Immigration debate rages on

Maggie Kelso, Staff Writer

When the conversation turns to immigration, there is no solution any politician or ordinary citizen can suggest that won’t be met with opposition. Some think we should station guards along our border every 20 feet and shoot anyone who comes near. Some seek to remind others that America is a nation built by immigrants for immigrants. As June came to a close, President Barack Obama swore that he would take executive action to reform the U.S. immigration policy and it is clear that, with 11 million illegal workers in the United States, reform is necessary.

Given the amount of undocumented workers in the country, outright deportation is not a viable action. The unfortunate fact that this change of policy has to fall to executive action by our nation’s president is a depressing reminder of the plight that our country’s government is in. Honoring this political reality, Obama announced on Sept. 6 that he would delay the executive action until after the midterm election.

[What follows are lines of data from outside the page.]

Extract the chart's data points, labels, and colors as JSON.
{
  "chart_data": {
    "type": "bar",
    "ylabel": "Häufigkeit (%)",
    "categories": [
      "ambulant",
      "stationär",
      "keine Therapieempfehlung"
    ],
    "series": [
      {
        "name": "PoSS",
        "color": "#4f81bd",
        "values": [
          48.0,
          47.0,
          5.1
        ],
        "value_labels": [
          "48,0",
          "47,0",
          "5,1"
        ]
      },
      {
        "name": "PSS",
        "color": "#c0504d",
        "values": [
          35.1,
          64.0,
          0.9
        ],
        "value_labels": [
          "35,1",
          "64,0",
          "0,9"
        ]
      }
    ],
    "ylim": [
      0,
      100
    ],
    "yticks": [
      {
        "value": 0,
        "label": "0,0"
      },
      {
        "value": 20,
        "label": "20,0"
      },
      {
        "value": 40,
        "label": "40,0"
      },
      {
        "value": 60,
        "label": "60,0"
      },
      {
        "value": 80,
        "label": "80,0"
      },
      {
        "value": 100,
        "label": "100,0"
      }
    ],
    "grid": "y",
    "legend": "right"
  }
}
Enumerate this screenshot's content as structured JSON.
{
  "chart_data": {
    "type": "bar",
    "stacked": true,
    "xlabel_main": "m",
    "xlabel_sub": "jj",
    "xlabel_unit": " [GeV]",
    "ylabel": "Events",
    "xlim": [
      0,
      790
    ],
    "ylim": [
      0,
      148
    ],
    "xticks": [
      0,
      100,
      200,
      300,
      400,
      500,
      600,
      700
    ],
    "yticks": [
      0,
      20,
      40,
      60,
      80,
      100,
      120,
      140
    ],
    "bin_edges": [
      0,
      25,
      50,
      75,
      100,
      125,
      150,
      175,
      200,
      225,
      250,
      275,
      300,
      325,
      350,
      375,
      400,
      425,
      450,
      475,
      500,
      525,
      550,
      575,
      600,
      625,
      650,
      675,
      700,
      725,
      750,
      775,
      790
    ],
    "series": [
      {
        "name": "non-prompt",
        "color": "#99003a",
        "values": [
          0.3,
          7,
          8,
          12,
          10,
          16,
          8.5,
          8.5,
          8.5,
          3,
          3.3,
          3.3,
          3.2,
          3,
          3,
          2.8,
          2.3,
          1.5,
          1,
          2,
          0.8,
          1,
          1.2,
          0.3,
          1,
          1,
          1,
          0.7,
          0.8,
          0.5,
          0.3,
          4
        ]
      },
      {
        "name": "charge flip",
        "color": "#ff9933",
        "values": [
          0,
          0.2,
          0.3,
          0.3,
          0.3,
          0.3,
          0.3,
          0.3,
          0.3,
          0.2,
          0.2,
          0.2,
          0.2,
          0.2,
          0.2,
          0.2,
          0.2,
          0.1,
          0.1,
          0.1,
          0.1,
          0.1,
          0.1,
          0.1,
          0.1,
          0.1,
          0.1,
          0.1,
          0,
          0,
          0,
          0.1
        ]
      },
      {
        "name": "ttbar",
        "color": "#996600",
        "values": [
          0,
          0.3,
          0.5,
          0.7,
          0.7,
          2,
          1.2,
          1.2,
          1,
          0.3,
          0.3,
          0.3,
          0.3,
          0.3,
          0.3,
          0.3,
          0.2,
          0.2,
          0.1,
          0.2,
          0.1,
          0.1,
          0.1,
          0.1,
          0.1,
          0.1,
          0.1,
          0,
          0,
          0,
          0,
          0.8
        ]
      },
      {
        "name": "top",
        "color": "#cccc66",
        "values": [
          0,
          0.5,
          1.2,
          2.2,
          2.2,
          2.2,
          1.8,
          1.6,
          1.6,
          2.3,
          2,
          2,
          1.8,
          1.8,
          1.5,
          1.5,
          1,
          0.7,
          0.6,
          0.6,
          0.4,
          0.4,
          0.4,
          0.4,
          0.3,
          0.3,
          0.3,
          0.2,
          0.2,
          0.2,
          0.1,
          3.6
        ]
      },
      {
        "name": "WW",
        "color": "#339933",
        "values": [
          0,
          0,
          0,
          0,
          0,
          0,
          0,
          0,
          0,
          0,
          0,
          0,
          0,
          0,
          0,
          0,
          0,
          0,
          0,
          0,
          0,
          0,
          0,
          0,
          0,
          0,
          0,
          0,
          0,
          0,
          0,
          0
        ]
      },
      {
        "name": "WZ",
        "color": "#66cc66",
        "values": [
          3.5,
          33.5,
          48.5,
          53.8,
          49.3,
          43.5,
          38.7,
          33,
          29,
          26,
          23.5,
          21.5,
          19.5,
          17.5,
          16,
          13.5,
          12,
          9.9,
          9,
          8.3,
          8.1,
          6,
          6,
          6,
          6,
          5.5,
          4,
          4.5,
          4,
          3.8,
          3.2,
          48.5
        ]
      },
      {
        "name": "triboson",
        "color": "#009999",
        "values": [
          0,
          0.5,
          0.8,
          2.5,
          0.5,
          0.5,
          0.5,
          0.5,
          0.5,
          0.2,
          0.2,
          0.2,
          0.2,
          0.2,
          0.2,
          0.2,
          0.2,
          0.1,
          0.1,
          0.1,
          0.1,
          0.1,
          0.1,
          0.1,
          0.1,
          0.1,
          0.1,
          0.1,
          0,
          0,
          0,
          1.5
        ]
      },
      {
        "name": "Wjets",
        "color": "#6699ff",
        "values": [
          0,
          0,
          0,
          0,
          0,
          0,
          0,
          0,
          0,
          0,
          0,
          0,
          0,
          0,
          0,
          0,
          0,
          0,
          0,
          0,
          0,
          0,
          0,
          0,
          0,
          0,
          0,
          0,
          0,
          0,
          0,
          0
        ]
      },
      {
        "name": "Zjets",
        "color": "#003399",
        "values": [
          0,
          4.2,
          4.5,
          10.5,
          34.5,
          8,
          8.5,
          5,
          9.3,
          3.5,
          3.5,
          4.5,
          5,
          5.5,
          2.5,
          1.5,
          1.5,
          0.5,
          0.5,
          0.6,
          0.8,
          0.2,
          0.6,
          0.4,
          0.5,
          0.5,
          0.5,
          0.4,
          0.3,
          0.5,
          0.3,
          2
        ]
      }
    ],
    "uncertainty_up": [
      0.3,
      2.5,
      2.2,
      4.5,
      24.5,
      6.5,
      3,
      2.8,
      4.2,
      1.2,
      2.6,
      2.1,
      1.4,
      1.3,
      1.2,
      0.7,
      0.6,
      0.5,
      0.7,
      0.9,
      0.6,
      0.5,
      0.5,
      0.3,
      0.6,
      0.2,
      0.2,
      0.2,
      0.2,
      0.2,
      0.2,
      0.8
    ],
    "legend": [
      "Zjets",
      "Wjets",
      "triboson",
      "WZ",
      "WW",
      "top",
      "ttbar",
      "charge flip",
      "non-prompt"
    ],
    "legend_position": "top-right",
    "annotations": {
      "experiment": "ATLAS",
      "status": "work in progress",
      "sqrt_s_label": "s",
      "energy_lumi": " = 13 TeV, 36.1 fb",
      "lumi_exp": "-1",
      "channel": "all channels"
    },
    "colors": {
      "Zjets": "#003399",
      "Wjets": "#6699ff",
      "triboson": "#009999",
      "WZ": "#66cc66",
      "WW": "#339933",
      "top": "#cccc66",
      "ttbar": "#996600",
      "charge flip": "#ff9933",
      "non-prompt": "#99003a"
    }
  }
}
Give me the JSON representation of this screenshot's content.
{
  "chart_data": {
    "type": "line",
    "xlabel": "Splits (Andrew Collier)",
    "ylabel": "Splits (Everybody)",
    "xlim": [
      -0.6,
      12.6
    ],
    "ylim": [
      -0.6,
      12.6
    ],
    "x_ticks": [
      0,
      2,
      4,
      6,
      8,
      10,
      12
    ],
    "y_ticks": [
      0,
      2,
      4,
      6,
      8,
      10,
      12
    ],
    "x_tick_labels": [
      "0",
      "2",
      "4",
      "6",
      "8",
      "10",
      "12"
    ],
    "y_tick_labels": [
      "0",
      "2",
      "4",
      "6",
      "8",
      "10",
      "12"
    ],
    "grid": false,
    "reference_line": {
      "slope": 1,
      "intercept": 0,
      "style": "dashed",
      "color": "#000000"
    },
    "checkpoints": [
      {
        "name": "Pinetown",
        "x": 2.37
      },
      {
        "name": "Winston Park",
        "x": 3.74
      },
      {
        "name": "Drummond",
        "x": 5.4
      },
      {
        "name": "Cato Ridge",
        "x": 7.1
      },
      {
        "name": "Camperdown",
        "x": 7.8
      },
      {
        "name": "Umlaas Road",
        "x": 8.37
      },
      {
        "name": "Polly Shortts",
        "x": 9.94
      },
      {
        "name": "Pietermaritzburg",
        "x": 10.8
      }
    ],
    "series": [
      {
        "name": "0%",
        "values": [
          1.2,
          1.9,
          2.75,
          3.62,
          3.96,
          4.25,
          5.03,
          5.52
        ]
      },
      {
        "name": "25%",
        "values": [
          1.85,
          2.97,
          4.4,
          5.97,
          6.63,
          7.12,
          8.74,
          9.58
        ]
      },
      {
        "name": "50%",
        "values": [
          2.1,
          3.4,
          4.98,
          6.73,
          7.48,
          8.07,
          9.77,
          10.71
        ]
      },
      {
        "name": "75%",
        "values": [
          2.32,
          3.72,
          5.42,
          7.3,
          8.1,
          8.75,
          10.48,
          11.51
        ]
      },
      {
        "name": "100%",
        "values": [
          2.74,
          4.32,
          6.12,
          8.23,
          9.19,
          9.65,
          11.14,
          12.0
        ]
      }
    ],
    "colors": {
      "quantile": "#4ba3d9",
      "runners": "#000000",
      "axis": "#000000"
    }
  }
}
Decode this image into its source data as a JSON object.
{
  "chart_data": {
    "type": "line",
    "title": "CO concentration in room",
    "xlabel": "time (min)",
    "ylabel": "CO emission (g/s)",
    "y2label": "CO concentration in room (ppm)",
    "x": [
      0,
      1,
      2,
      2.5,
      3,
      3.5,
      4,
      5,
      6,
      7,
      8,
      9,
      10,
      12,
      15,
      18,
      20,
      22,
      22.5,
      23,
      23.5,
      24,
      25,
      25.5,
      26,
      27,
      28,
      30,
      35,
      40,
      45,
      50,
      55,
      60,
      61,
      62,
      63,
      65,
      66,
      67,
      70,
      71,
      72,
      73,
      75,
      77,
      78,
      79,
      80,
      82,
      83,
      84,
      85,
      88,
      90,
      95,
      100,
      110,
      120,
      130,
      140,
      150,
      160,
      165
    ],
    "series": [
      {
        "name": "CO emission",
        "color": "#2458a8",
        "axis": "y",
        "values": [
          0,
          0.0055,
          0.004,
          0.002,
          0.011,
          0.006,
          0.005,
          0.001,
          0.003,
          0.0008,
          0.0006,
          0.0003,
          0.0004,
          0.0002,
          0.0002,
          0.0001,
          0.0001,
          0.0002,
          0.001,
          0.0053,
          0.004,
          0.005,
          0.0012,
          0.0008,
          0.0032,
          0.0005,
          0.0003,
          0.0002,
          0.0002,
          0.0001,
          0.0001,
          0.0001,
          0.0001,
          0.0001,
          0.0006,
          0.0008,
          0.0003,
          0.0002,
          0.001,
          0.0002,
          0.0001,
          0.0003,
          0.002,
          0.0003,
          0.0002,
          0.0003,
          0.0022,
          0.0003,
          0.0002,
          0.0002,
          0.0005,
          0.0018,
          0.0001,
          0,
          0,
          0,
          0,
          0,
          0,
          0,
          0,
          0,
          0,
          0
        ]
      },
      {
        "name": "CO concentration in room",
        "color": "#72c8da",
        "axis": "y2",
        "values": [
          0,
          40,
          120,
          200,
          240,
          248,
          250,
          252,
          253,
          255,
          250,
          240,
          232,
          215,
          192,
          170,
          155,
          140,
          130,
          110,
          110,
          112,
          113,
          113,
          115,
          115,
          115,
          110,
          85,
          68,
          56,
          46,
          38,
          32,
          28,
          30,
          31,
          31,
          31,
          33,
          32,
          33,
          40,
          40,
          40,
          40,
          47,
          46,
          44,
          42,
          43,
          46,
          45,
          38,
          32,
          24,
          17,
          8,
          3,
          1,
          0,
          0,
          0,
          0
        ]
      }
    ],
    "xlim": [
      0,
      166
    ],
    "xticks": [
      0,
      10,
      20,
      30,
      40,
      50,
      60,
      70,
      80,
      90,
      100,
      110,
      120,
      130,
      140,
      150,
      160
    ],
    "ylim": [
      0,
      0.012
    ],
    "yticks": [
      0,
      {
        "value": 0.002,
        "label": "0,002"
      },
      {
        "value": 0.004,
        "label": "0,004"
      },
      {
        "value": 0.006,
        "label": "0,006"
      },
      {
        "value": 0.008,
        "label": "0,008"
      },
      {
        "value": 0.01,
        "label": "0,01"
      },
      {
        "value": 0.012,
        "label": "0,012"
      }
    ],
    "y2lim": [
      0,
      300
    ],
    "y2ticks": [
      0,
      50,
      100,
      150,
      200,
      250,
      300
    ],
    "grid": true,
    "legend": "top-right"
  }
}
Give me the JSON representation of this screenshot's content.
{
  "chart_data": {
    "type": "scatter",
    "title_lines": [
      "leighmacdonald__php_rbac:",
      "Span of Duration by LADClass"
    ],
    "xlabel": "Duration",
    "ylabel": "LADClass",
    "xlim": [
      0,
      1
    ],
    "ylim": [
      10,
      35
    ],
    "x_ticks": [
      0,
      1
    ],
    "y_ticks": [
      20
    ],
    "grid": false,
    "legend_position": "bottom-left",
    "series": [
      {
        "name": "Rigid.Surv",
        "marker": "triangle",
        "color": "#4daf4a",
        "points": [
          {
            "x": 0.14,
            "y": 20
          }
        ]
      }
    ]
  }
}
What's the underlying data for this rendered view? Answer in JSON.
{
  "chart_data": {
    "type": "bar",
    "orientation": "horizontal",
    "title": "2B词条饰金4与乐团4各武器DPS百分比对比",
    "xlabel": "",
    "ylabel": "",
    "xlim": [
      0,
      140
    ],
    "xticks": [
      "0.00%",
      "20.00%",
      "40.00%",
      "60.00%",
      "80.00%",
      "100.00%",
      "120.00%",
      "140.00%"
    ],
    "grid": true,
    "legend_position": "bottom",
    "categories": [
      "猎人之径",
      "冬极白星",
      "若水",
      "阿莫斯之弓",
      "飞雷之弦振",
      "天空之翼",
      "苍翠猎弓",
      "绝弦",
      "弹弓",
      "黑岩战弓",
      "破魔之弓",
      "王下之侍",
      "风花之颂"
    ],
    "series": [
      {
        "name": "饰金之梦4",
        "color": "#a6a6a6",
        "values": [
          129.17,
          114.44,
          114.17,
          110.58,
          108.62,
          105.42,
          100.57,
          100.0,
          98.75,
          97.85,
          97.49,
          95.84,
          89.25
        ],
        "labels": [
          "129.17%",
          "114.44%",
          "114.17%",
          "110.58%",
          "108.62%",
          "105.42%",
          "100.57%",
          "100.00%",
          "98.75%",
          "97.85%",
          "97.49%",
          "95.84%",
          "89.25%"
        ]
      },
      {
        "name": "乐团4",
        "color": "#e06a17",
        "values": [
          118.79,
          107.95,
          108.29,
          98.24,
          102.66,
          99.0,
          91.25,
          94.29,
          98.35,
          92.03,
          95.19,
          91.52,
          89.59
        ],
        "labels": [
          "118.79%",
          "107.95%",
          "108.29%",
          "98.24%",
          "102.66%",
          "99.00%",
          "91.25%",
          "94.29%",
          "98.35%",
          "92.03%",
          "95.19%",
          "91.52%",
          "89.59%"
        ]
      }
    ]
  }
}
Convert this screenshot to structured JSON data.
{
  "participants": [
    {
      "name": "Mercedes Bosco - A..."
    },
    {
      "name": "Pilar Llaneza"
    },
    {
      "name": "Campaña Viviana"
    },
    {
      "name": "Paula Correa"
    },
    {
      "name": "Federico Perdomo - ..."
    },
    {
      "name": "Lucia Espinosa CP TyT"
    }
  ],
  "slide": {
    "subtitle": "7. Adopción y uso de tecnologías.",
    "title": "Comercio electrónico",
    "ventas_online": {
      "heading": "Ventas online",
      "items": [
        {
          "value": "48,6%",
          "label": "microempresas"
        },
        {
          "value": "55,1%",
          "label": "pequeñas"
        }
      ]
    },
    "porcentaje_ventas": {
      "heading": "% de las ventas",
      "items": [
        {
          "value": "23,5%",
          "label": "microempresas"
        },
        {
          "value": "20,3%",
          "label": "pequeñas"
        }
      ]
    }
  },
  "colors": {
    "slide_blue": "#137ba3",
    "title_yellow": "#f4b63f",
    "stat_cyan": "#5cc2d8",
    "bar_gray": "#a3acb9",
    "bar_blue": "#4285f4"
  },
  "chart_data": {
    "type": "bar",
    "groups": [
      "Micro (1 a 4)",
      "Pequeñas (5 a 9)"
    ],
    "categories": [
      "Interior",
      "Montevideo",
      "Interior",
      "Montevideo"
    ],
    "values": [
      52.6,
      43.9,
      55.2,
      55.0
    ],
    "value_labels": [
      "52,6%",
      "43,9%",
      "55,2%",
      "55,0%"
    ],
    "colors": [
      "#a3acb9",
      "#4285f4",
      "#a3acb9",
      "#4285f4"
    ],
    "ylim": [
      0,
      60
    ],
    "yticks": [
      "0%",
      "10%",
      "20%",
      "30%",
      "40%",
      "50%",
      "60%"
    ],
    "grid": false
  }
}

This decision has been met with intense incredulity from the GOP.

Republicans in Congress accuse him of playing politics, saying that he is only delaying because he is afraid action will cause Democrats to lose representation in the house during midterms. This assertion is essentially true. To declare executive action now would also force the issue of executive actions and the issue of immigration reform to become highly contentious topics among candidates for office.

Stepping back from this debacle, we must realize that there are deeper issues at work than when the implementation of executive actions will occur. Following Obama’s announcement, the majority of Americans who support immigration reform found themselves disheartened. With a Congress that refuses to move forward on any issue without red tape and pork barrel spending, it seems as though no action will be taken this year after all.

In retrospect, this long summer debate is really a continuation of an age-old debate. Irish Americans were fairly recently the persecuted immigrants, and now Latinos are filling the niche left by them. As much as I hate to admit, perhaps Jon Stewart was right in saying that “[w]e have always been a nation of immigrants who hate the newer immigrants.”